Misperception of US motives behind the move for internal change led many to ignore the fact that the US cared about Iran’s domestic politics only so far as they impacted the superpower’s own national interest.
In the context of American grand strategy, this meant ensuring a strong Iran that would not be destroyed from within. This objective clashed with the understanding of the shah’s opponents and with the shah’s own interpretation of development and security.
Like Chiang Kai-shek, the shah regarded political independence and territorial integrity as his overriding external goal.
However, unlike Chiang Kai-shek, he was not willing to make demands of his own citizens, remaining reluctant to tax the wealthy and, instead, taxing the staples of peasant and working class diets.
While the shah articulated a need for social and economic reform, he assumed that “the root cause of Iran’s inadequate freedom of action in world politics as well as its domestic social, economic, and political problems was insecurity.”
This thinking posed a problem for Iran’s relationship with the United States since, unlike the case of Taipei, the US was not convinced that Iran faced imminent physical threat. It expected Iran to spend more of its own resources to fund its military and to pay for its economic and social development.
The shah, in contrast, was not willing to accept lesser amounts of assistance that other US allies, even given his country’s oil resources.
Since the monarch’s concept of security was defined primarily in military terms, the strengthening of the Iranian armed forces remained his highest priority. Instead of targeting his country’s oil revenues for widespread development projects, the shah chose to further strengthen his armed forces.
The shah’s action was consistent with his argument that security was the “first essential for advancement.
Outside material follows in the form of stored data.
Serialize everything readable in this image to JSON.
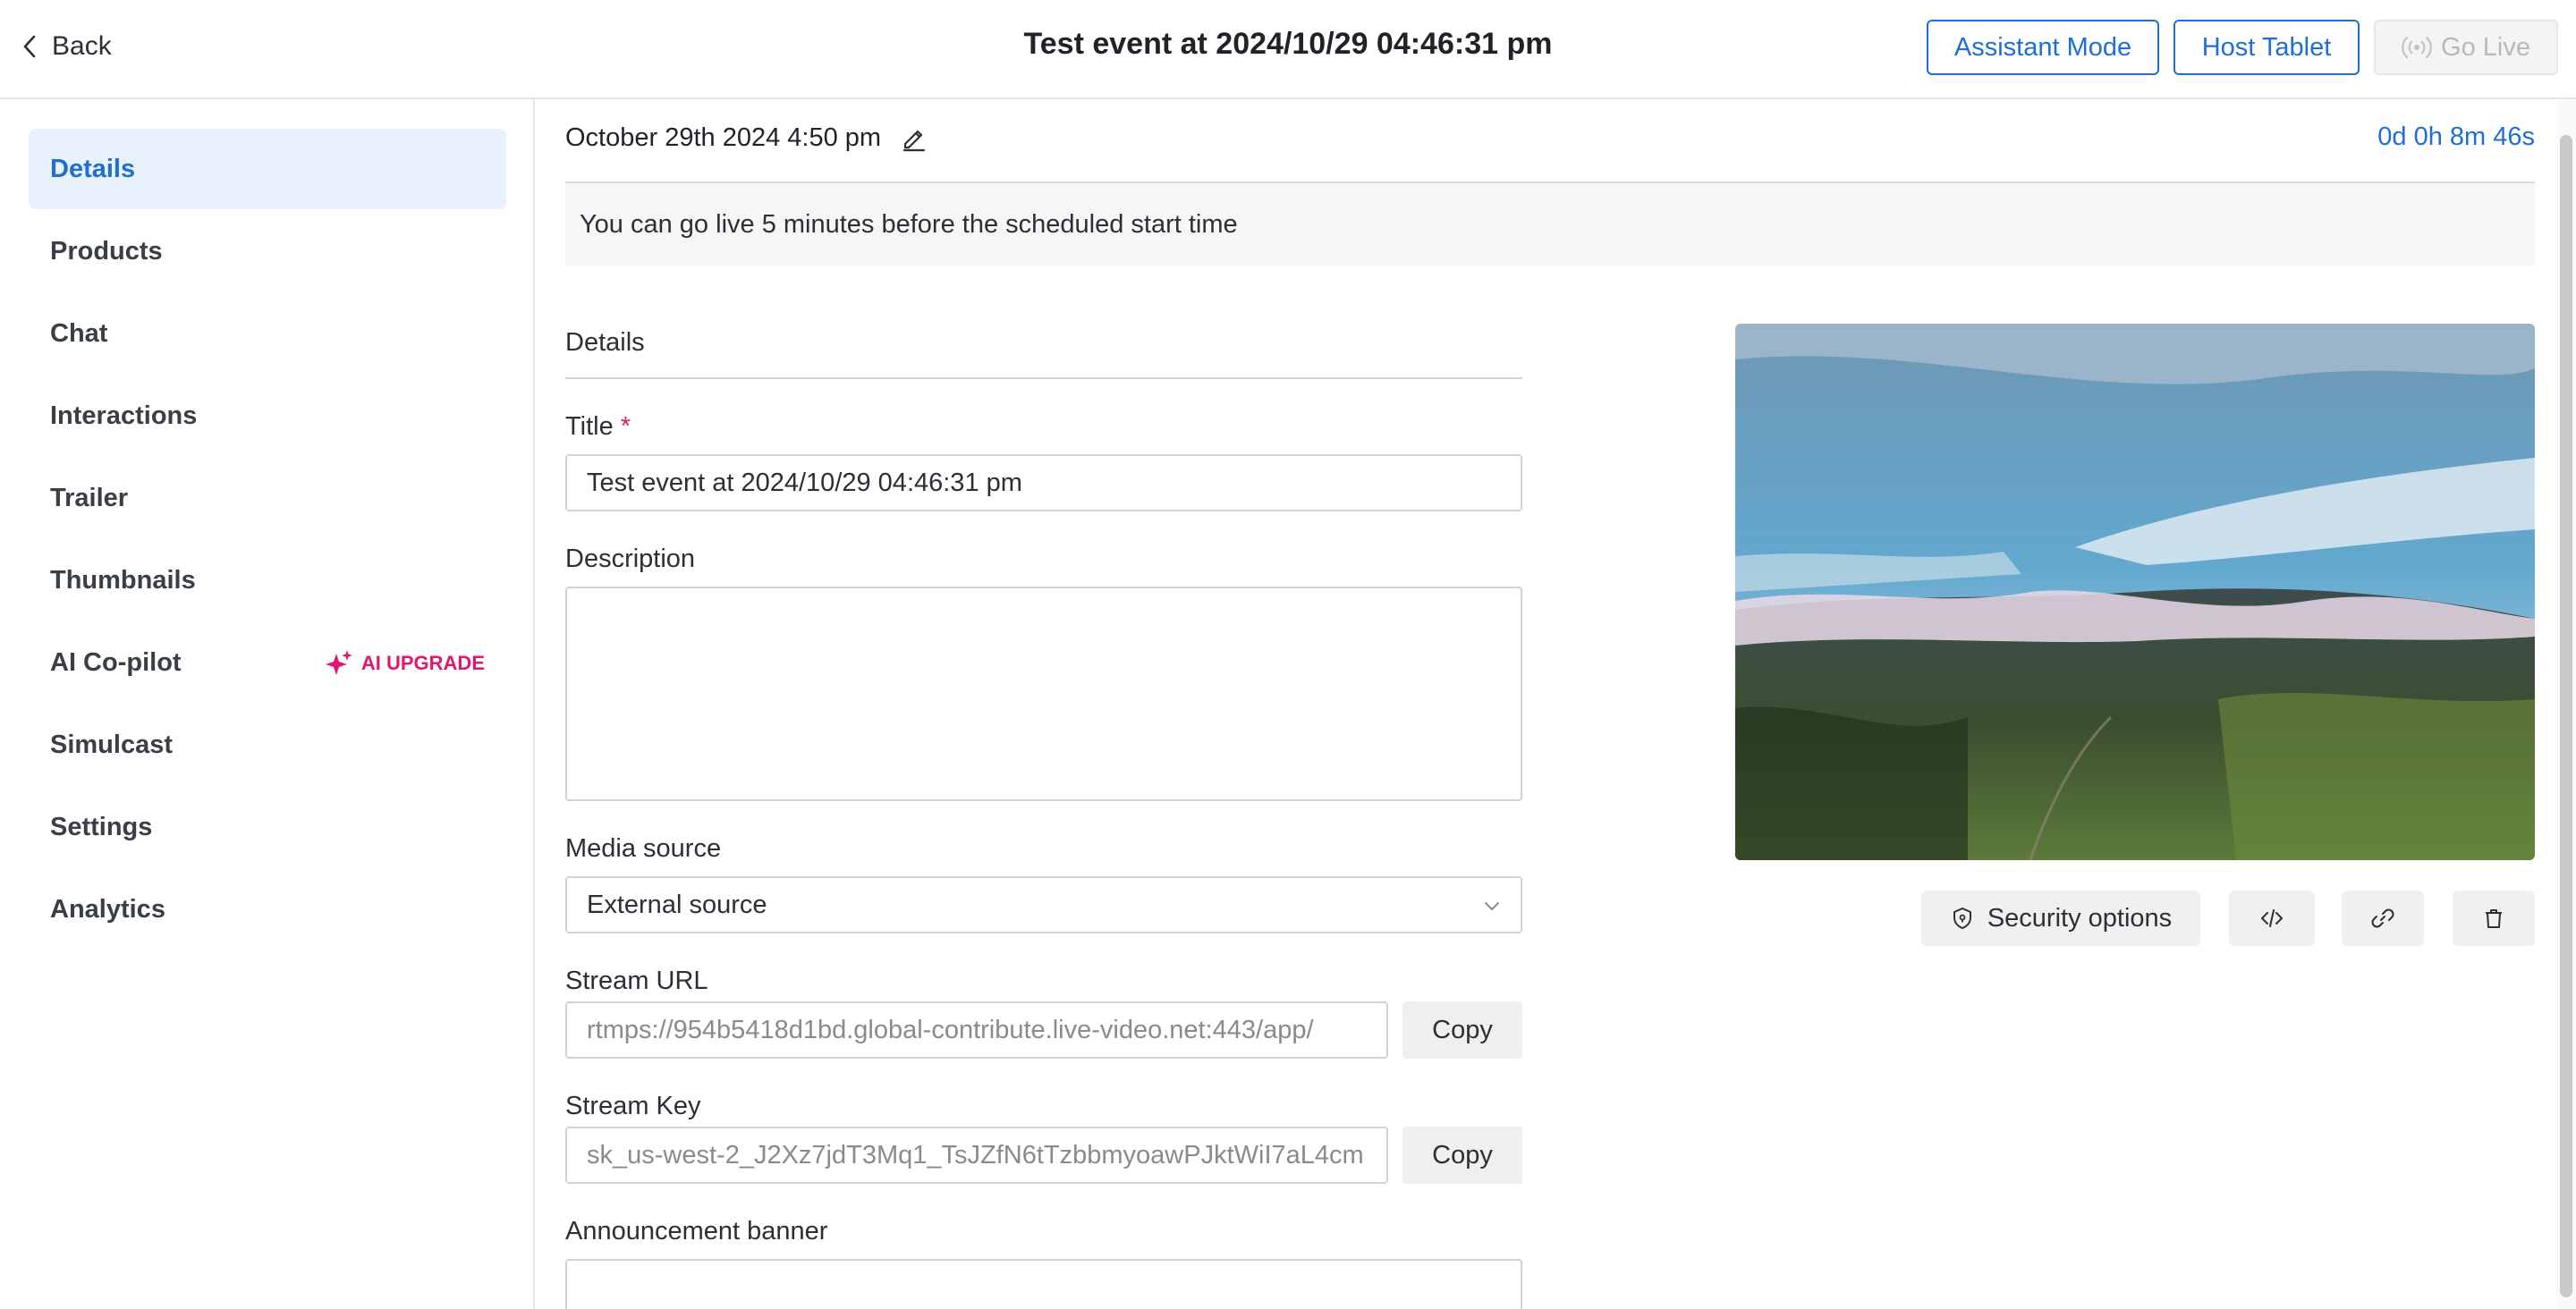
{
  "header": {
    "back_label": "Back",
    "title": "Test event at 2024/10/29 04:46:31 pm",
    "assistant_mode_label": "Assistant Mode",
    "host_tablet_label": "Host Tablet",
    "go_live_label": "Go Live"
  },
  "sidebar": {
    "items": [
      {
        "label": "Details"
      },
      {
        "label": "Products"
      },
      {
        "label": "Chat"
      },
      {
        "label": "Interactions"
      },
      {
        "label": "Trailer"
      },
      {
        "label": "Thumbnails"
      },
      {
        "label": "AI Co-pilot"
      },
      {
        "label": "Simulcast"
      },
      {
        "label": "Settings"
      },
      {
        "label": "Analytics"
      }
    ],
    "ai_badge": "AI UPGRADE"
  },
  "schedule": {
    "date": "October 29th 2024 4:50 pm",
    "countdown": "0d 0h 8m 46s",
    "notice": "You can go live 5 minutes before the scheduled start time"
  },
  "form": {
    "section_title": "Details",
    "title_label": "Title",
    "title_required": "*",
    "title_value": "Test event at 2024/10/29 04:46:31 pm",
    "description_label": "Description",
    "description_value": "",
    "media_source_label": "Media source",
    "media_source_value": "External source",
    "stream_url_label": "Stream URL",
    "stream_url_value": "rtmps://954b5418d1bd.global-contribute.live-video.net:443/app/",
    "stream_key_label": "Stream Key",
    "stream_key_value": "sk_us-west-2_J2Xz7jdT3Mq1_TsJZfN6tTzbbmyoawPJktWiI7aL4cm",
    "copy_label": "Copy",
    "announcement_label": "Announcement banner"
  },
  "actions": {
    "security_label": "Security options"
  },
  "colors": {
    "accent": "#1f6fd1",
    "ai_pink": "#e0176f"
  }
}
Freedom-loving peoples forget — but the Communist powers never forget — that most of the world’s economically underdeveloped countries are also militarily underdeveloped.”
Unlike the case of Taipei, however, where a strong military dictator had absolute control over the population, where there was no legacy of democracy, and where political opposition was considered a national security threat because of perceived imminent danger from the mainland, the shah faced constant domestic criticism over his relationship with the US and his security objectives.
While American policy approaches were consistently applied in the two cases, the results were quite different.
By the onset of the 1960s, Taipei was an American-influenced city poised on the brink of unrivaled economic ‘take-off.’
In Isfahan, on the other hand, the US role was hotly contested.
As the 1950s ended, one scholar (James Bill) stated:
During the last decade . . . ., the United States had furnished Iran more than a billion dollars in economic and military aid. Like it or not, justly or unjustly, this has served to identify the United States with the Shah’s regime, together with the responsibility for what that regime has done, or failed to do. Also, however unjustly, popular opinion holds that the sums have been wasted as far as helpin the common people of Iran is concerned.